The 2013 version was 94% (8 lbs) Fawcett’s Optic malt, reportedly the base used by Fuller’s and other UK breweries. 4 oz each of Crystal 40 and Crystal 150 rounded out the grain bill. Last year I used Crystal 120 instead of Crystal 150, but otherwise the malt profile was the same in both versions and pretty typical of the style. The mash was one hour at 155°F.
The hops were my chance to freestyle. American homebrewers can be pretty predictable in their hop selections for English pale ales – occasionally someone might get bold and use a little Fuggles, but generally it’s either East Kent Goldings, East Kent Goldings, or another … what’s it called? oh yeah, East Kent Goldings. I suppose that’s what judges look for in competition, but the lack of originality disappoints me. American pale ales and English pale ales are cousin styles, and I see no reason why American hops can’t play a role in a damn fine English bitter if the right ones are chosen – i.e., probably not the 4 C’s (though I suspect someone has done it well).
In 2012, I used exclusively American hops in keeping with the inspiration (you can see both recipes here). For 2013, I deviated with one English hop in the mix:
- 0.5 oz Warrior (15% AA) at 60 minutes
- 0.5 oz Progress (6.6% AA) at 15 minutes
- 0.4 oz Willamette (4% AA) at 5 minutes
Although Progress is English and Willamette is American, both are Fuggle derivatives, so I thought they would pair nicely together despite being a slight variation on the original inspiration. Consider it an homage to Jenny Agutter’s character Alex in the film, the English love interest of the American David Kessler (yes, I can rationalize anything with my artsy symbolic bullshit).
I pitched Safale S-04 into the wort with an OG of 1.046. True to the old adage that “English yeast do it faster,” the fermentation bottomed out at 1.010 less than 48 hours later, leaving me with an ABV of 4.7%, palpable but still sessionable. I kegged it after 4 weeks, and after 2 weeks under refrigeration it’s just starting to get good enough to drink.

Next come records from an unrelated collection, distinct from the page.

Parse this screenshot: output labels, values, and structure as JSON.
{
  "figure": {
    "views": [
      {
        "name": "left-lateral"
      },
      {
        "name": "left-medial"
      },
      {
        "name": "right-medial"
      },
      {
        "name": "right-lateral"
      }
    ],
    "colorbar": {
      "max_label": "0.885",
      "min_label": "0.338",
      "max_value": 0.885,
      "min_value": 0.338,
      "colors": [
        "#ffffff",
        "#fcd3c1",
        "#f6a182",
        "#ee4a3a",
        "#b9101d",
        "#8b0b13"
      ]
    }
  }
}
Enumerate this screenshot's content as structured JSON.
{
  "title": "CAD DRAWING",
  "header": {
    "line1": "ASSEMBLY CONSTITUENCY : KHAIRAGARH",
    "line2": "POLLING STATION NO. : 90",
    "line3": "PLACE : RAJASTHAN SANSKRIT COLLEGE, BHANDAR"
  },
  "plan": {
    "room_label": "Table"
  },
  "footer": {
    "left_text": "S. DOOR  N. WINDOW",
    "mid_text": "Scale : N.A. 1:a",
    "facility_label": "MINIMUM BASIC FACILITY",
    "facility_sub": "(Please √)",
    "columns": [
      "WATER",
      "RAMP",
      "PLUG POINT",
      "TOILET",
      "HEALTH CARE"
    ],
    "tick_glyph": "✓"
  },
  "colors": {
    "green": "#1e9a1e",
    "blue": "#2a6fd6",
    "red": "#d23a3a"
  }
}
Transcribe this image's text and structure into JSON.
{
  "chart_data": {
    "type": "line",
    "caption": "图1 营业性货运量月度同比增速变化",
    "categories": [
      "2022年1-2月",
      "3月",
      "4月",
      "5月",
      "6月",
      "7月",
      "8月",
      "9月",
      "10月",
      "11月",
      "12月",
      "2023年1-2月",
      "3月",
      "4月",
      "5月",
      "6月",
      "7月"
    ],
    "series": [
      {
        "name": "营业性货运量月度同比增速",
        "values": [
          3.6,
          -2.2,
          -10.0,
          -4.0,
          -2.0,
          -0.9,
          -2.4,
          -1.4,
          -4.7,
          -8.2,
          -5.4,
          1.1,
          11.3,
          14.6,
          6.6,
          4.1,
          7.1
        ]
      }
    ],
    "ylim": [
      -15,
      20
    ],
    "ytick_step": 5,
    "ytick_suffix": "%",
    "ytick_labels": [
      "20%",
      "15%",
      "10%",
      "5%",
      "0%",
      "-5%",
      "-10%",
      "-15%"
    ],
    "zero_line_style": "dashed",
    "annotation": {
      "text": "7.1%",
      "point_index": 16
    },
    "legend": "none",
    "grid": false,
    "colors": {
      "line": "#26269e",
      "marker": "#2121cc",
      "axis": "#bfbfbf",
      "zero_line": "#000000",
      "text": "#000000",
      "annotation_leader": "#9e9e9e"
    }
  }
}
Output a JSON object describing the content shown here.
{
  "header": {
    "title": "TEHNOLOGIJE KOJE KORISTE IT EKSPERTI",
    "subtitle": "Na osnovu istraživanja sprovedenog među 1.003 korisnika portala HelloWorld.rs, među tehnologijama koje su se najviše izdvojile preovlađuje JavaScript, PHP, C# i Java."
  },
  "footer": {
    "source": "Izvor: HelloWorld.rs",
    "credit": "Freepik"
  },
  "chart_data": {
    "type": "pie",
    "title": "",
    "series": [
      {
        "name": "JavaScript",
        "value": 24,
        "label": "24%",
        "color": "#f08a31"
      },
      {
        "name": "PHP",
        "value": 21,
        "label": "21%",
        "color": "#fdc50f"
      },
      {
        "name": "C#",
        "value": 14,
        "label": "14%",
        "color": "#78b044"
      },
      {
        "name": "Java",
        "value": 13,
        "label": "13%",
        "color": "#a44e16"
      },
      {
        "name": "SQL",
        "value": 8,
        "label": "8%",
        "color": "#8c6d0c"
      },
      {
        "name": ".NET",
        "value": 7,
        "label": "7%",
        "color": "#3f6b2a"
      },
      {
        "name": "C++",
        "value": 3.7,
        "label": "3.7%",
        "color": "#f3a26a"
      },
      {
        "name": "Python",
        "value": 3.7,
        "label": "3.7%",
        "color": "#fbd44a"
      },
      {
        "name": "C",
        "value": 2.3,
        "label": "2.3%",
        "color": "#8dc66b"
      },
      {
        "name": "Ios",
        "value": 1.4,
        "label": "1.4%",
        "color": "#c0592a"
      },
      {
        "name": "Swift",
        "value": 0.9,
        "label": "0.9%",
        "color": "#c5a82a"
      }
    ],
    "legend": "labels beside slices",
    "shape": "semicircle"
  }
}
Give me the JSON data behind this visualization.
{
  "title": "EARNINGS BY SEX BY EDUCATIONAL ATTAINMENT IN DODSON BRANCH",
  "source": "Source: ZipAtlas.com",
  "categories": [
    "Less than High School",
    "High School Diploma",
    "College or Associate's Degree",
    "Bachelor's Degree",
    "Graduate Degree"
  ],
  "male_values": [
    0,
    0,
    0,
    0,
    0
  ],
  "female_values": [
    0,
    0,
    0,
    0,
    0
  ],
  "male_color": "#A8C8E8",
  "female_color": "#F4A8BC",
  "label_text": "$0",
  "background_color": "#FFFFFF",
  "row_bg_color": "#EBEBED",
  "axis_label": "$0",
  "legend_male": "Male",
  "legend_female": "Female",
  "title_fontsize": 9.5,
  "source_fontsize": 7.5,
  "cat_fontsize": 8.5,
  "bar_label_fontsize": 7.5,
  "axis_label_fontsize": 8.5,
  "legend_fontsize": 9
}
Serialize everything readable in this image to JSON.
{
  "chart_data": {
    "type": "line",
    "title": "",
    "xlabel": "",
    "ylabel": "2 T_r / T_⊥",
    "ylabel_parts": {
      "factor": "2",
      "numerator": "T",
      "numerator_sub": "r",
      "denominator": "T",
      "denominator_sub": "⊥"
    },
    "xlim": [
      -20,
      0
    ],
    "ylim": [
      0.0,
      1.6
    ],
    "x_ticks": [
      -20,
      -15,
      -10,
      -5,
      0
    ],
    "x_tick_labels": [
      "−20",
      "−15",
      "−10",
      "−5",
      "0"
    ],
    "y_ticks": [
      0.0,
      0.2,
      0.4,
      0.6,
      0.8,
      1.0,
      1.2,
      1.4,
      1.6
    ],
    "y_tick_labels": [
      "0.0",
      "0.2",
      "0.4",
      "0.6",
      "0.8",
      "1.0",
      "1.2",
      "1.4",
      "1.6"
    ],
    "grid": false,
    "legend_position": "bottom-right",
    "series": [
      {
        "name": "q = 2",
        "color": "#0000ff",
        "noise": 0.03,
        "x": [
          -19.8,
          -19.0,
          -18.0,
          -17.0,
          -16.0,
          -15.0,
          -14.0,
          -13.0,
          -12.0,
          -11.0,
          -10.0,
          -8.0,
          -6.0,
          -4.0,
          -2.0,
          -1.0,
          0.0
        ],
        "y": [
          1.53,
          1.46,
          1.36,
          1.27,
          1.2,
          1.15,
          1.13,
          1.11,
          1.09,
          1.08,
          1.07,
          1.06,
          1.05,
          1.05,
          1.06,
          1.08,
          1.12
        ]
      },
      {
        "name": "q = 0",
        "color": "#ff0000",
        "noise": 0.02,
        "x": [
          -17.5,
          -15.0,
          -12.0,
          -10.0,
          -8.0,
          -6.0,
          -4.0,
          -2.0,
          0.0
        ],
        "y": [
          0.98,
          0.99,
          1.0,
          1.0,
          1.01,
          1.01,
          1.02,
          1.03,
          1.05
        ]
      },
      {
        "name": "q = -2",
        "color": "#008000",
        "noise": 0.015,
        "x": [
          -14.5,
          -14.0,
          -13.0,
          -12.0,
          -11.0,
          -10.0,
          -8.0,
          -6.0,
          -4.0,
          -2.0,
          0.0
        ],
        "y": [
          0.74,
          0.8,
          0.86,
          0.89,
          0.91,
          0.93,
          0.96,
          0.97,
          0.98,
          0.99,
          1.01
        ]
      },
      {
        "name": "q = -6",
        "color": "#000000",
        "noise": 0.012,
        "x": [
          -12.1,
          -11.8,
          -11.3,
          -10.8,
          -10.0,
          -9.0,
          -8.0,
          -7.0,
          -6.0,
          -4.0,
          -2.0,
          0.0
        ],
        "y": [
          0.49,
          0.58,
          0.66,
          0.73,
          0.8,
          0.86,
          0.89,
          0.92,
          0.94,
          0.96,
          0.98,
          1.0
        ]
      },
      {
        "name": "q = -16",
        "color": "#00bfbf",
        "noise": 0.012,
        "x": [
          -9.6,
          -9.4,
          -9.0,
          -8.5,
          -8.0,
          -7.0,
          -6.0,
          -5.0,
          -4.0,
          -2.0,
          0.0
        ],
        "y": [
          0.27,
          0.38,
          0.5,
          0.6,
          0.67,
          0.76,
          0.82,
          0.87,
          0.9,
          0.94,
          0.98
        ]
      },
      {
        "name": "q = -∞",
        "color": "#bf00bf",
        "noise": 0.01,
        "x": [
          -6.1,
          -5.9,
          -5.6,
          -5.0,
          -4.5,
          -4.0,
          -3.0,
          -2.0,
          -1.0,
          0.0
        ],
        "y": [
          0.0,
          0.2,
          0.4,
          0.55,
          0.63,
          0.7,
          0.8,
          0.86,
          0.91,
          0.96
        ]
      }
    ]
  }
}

I don’t have any of last year’s batch left over to do a true vertical tasting, but I’m a little disappointed in this year’s model. I’m not sure the Progress hops were a good addition (sorry, Jenny). I’ve used them in more robust English-style beers like porters and stouts to great effect, but with so little malt character to hide behind, I’m getting a strong tropical fruit flavor though it is mellowing with time in the keg. The other fault is less diacetyl than I like in this style, though it may be hiding under all those Progress hops and may become more obvious as the hop flavor mellows.
So the beer’s not perfect. But considering I half expected the skies to open up, swarms of locusts and some ancient BJCP curse to fall upon me when I put hops other than East Kent Goldings in a special bitter, I think I’m still coming out ahead. I don’t get the feeling of being an American lost in Britain in this version, but my second Transatlantic ale experiment is good enough to brew again. And again. Until I get it right.
*Sussaxon: a native of East or West Sussex. My brother-in-law assures me this although this term is technically accurate, no one uses it. We both like it because it makes us think of the people of Sussex as mud-splattered, armor-clad Saxons performing great acts of manly savagery like raiding cottages across the southern coast of Great Britain. They’re not.